HAVANA (AP/WSVN) — The first commercial flight from the United States to Havana in more than 50 years landed in Cuba, Monday morning, arriving as the island begins weeklong memorial services for revolutionary leader Fidel Castro.
Passengers at Miami International Airport lined up at Gate D30 for the first of four regularly scheduled flights to Havana in over 50 years.
American Airlines held a small celebration, serving typical Cuban staples like croquettes and cheese-filled pastries for its passengers in Miami before departing.
“We’re beaming with pride that we’ve become the first airline to launch service to Havana,” said Ralph Lopez. vice president of American Airlines in Miami.
Priya Bhat, a woman looking to vacation in Cuba, booked her flight about a month ago with no idea that it would be the first commercial US-Havana flight in over 50 years or that it would come just days after Castro’s death. “I just happened to be looking for an itinerary to bring me to Cuba from my hometown, which is where I was spending Thanksgiving, and this was a great itinerary, so I chose it!” she said before boarding the historic flight.
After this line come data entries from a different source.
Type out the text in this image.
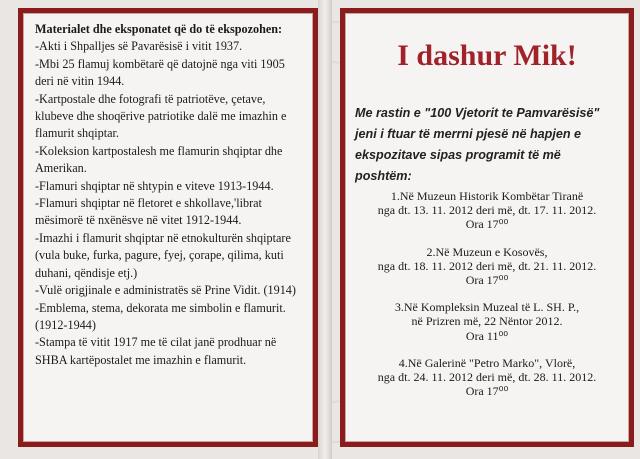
Materialet dhe eksponatet që do të ekspozohen:

-Akti i Shpalljes së Pavarësisë i vitit 1937.

-Mbi 25 flamuj kombëtarë që datojnë nga viti 1905 deri në vitin 1944.

-Kartpostale dhe fotografi të patriotëve, çetave, klubeve dhe shoqërive patriotike dalë me imazhin e flamurit shqiptar.

-Koleksion kartpostalesh me flamurin shqiptar dhe Amerikan.

-Flamuri shqiptar në shtypin e viteve 1913-1944.

-Flamuri shqiptar në fletoret e shkollave,'librat mësimorë të nxënësve në vitet 1912-1944.

-Imazhi i flamurit shqiptar në etnokulturën shqiptare (vula buke, furka, pagure, fyej, çorape, qilima, kuti duhani, qëndisje etj.)

-Vulë origjinale e administratës së Prine Vidit. (1914)

-Emblema, stema, dekorata me simbolin e flamurit. (1912-1944)

-Stampa të vitit 1917 me të cilat janë prodhuar në SHBA kartëpostalet me imazhin e flamurit.

I dashur Mik!
Me rastin e "100 Vjetorit te Pamvarësisë" jeni i ftuar të merrni pjesë në hapjen e ekspozitave sipas programit të më poshtëm:
1.Në Muzeun Historik Kombëtar Tiranë
nga dt. 13. 11. 2012 deri më, dt. 17. 11. 2012.
Ora 17⁰⁰
2.Në Muzeun e Kosovës,
nga dt. 18. 11. 2012 deri më, dt. 21. 11. 2012.
Ora 17⁰⁰
3.Në Kompleksin Muzeal të L. SH. P.,
në Prizren më, 22 Nëntor 2012.
Ora 11⁰⁰
4.Në Galerinë "Petro Marko", Vlorë,
nga dt. 24. 11. 2012 deri më, dt. 28. 11. 2012.
Ora 17⁰⁰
“I think it’s kind of a once in a lifetime experience to get to experience the culture in a truly different way,” she explained. “Castro was such a polarizing figure, and it will be interesting to see how people are responding to his passing.”
Other passengers onboard the historic flight acknowledged the historical significance and looked forward to their time in Havana, despite the hardships the country is facing.
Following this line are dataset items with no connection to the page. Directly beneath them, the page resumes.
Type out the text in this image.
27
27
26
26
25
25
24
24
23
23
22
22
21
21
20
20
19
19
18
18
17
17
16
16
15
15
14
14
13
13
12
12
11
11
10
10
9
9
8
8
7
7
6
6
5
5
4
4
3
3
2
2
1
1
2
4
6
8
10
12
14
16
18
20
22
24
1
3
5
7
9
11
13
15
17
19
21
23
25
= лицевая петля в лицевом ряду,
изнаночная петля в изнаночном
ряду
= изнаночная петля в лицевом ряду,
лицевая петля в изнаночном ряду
“I am a tourist and I’d like to go to Cuba, to Havana, to enjoy the music, and the bars, and the jazz club,” said tourist Ricardo Pontes from Brazil. “But, as far as I know, everything is closed now.”
7News also caught up with some passengers fresh off a flight from Cuba.
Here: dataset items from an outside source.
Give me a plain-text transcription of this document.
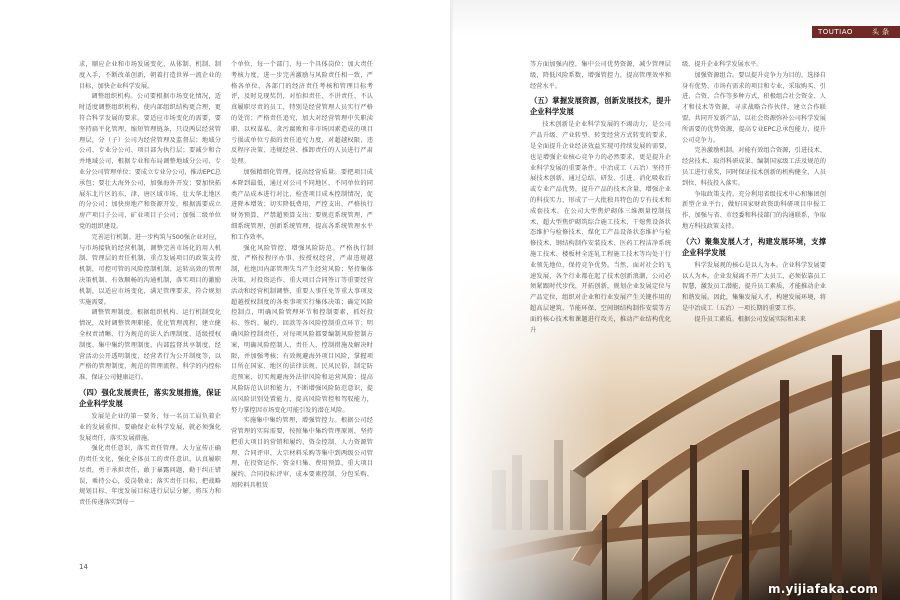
TOUTIAO	头条

求，顺应企业和市场发展变化，从体制、机制、制度入手，不断改革创新，朝着打造世界一流企业的目标，加快企业科学发展。

调整组织机构。公司要根据市场变化情况，适时适度调整组织机构，使内部组织结构更合理，更符合科学发展的要求。要适应市场变化的需要，要坚持扁平化管理，缩短管理链条，只设两层经营管理层，分（子）公司为经营管理及监督层；地域分公司、专业分公司、项目部为执行层；要减少和合并地域公司，根据专业和布局调整地域分公司、专业分公司管理单位；要成立专业分公司，推动EPC总承包；要壮大海外公司，加强海外开发；要加快拓展东北片区的东、津、唐区域市场，壮大华北地区的分公司；加快房地产和资源开发，根据需要成立房产项目子公司、矿业项目子公司；加强二级单位党的组织建设。

完善运行机制。进一步构筑与500强企业对应，与市场接轨的经营机制，调整完善市场化的用人机制、管理层的责任机制，重点发展项目的政策支持机制，可控可管的风险控制机制、运转高效的管理决策机制、有效顺畅的沟通机制，落实项目的激励机制，以适应市场变化，满足管理要求，符合规划实施需要。

调整管理制度。根据组织机构、运行机制变化情况，及时调整管理职能，优化管理流程，建立健全权责清晰、行为规范的法人治理制度、适级授权制度、集中集约管理制度、内部监督共享制度、经营活动公开透明制度、经营者行为公开制度等，以严格的管理制度，规范的管理流程、科学的内控标准，保证公司健康运行。

（四）强化发展责任，落实发展措施，保证企业科学发展

发展是企业的第一要务，每一名员工肩负着企业的发展重担。要确保企业科学发展，就必须强化发展责任，落实发展措施。

强化责任意识，落实责任管理。大力宣传正确的责任文化，强化全体员工的责任意识，认真履职尽责，勇于承担责任，敢于暴露问题，勤于纠正错误，乘持公心，爱岗敬业；落实责任目标，把战略规划目标、年度发展目标进行层层分解，将压力和责任传递落实到每一

个单位、每一个部门、每一个具体岗位；加大责任考核力度，进一步完善激励与风险责任相一致，严格各单位、各部门的经济责任考核和管理目标考评，及时兑现奖罚，对怕担责任、不讲责任、不认真履职尽责的员工，特别是经营管理人员实行严格的处罚；严格责任追究，加大对经营管理中失职渎职、以权谋私、贪污腐败和非市场因素造成的项目亏损或单位亏损的责任追究力度，对超越权限、违反程序决策、违规经营、推卸责任的人员进行严肃处理。

加强精细化管理，提高经营质量。要把项目成本降到最低，通过对公司不同地区、不同单位的同类产品成本进行对比，检查项目成本控制情况，促进降本增效；切实降低费用，严控支出，严格执行财务预算，严禁超预算支出；要规范系统管理，严细系统管理，创新系统管理，提高各系统管理水平和工作效率。

强化风险管控，增强风险防范。严格执行制度，严格按程序办事，按授权经营，严肃违规越制，杜绝因内部管理失当产生经营风险；坚持集体决策，对投资运作、重大项目合同签订等重要经营活动和经营机制调整、重要人事任免等重大事项及超越授权制度的各类事项实行集体决策；确定风险控制点，明确风险管理环节和控制要素，抓好投标、签约、履约、回款等各风险控制重点环节；明确风险控制责任，对每项风险都要编制风险控制方案，明确风险控制人、责任人、控制措施及解决时限，并加强考核；有效规避海外项目风险，掌握项目所在国家、地区的法律法规、民风民俗，制定防范预案，切实规避海外法律风险和运营风险；提高风险防范认识和能力，不断增强风险防范意识，提高风险识别处置能力，提高风险管控和驾驭能力，努力掌控因市场变化可能引发的潜在风险。

实施集中集约管理，增强管控力。根据公司经营管理的实际需要，按照集中集约管理原则，坚持把重大项目的营销和履约、资金控制、人力资源管理、合同评审、大宗材料采购等集中到两级公司管理，在投资运作、资金归集、费用预算、重大项目履约、合同投标评审、成本要素控制、分包采购、周转料具租赁

等方面加强内控，集中公司优势资源，减少管理层级，降低风险系数，增强管控力，提高管理效率和经营水平。

（五）掌握发展资源，创新发展技术，提升企业科学发展

技术创新是企业科学发展的不竭动力，是公司产品升级、产业转型、转变经营方式转变的要求，是全面提升企业经济效益实现可持续发展的需要，也是增强企业核心竞争力的必然要求，更是提升企业科学发展的重要条件。中冶成工（五冶）坚持开展技术创新，通过总结、研发、引进、消化吸收后或专业产品优势，提升产品的技术含量，增强企业的科技实力，形成了一大批独具特色的专有技术和成套技术。在公司大型焦炉砌体三维测量控制技术、超大型焦炉砌筑综合施工技术、干熄焦设备状态维护与检修技术、煤化工产品设备状态维护与检修技术、钢结构制作安装技术、医药工程洁净系统施工技术、楼板材全连轧工程施工技术等均处于行业领先地位，保持竞争优势。当然，面对社会的飞速发展，各个行业都在起了技术创新浪潮，公司必须紧跟时代步伐，开拓创新，规划企业发展定位与产品定位，组织对企业和行业发展产生关键作用的超高层建筑、节能环保、空间钢结构制作安装等方面的核心技术和课题进行攻关，推动产业结构优化升

级，提升企业科学发展水平。

加强资源组合。要以提升竞争力为目的，选择自身有优势、市场有需求的项目和专业，采取购买、引进、合资、合作等多种方式，积极组合社会资金、人才和技术等资源，寻求战略合作伙伴，建立合作联盟，共同开发新产品，以社会资源弥补公司科学发展所需要的优势资源，提高专业EPC总承包能力，提升公司竞争力。

完善激励机制。对能有效组合资源，引进技术、经营技术、取得科研成果、编制国家级工法及规范的员工进行重奖，同时保证技术创新的机构健全、人员到位、科技投入落实。

争取政策支持。充分利用省级技术中心和集团创新型企业平台，做好国家财政资助科研项目申报工作，加强与省、市经委和科技部门的沟通联系，争取地方科技政策支持。

（六）聚集发展人才，构建发展环境，支撑企业科学发展

科学发展观的核心是以人为本。企业科学发展要以人为本，企业发展离不开广大员工，必须依靠员工智慧，激发员工潜能，提升员工素质，才能推动企业和谐发展。因此，集集发展人才，构建发展环境，将是中冶成工（五冶）一项长期的重要工作。

提升员工素质。根据公司发展实际和未来

14
m.yijiafaka.com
Rosana Marquez said she didn’t notice anything out of the ordinary. “You don’t feel pain in the people. It was like two normal days,” she said.
Sunday night, 7News spoke with Ernesto Bejel, who just returned from the island nation. “That’s so hard to live in Cuba,” he said. “I hope sometime in the future my country can be free but not now.”
Bejel was visiting family in the communist country, when news hit that Castro had died at 90-years-old. He said the city immediately shut down and everyone was forced outside.
“When I go out, the police was outside with big cars and if people say something about it they’d make you get into a car,” said Bejel. “They’d pull you into a car.”
Others arriving at MIA from Cuba said the Cuban flag is at half staff in the country, and the streets are quiet, while the country is in a mandated nine-day mourning period.
“Stopped selling liquor, beer and everything,” said Yosmani Vanlaszquez, also arriving at MIA from Cuba. “They lose everything. If you talk or say something about it, you could be in jail. Havana has a lot of police in every place.”
Meanwhile, in the streets of Little Havana, thousands of Cuban exiles celebrated the death of the dictator over the weekend.
Mercedes Najara, another Cuban exile, stopped at the Bay of Pigs Memorial on her way home from work, Monday night “Those people that gave their lives on April 16, 1961, they have never been forgotten,” she said.
For those getting ready to depart for Cuba, Monday, some were too worried to share their opinions. However, one man who visits the island nation every month said he’s already put Castro’s passing behind him.
“To me it’s the same,” said Alexander Martinez. “I always go. I’m not even thinking about that. I go to do my thing and what happens there doesn’t interest me.”
“I think from a safety perspective, I don’t think it’s necessarily gonna be like any worse or any different,” said Bhat. “I think it’s actually, probably a really historic time to be there.”
Najara said she is still processing Castro’s death. “This is something I haven’t really digested, but meanwhile, I feel great,” she said as she stood near the memorial’s flame.
Like many others, she is getting ready for a massive rally being held there on Wednesday, beginning at 5 p.m.. Miami Police will shut down five city blocks along Southwest Eighth Street.
“If I have to walk twenty blocks, I don’t care,” said Najara.
She said she’s hopeful about the future for the people of Cuba. “I think there will be a change in Cuba. I am hoping and I am praying and I ask all the Cuban people all over the world to please pray,” she said.
American Airlines has already been flying to five other cities in Cuba, but the first flight to Havana in over 50 years took off, Monday, at 7:30 a.m. Several other flights from the U.S. also were scheduled to arrive on Monday.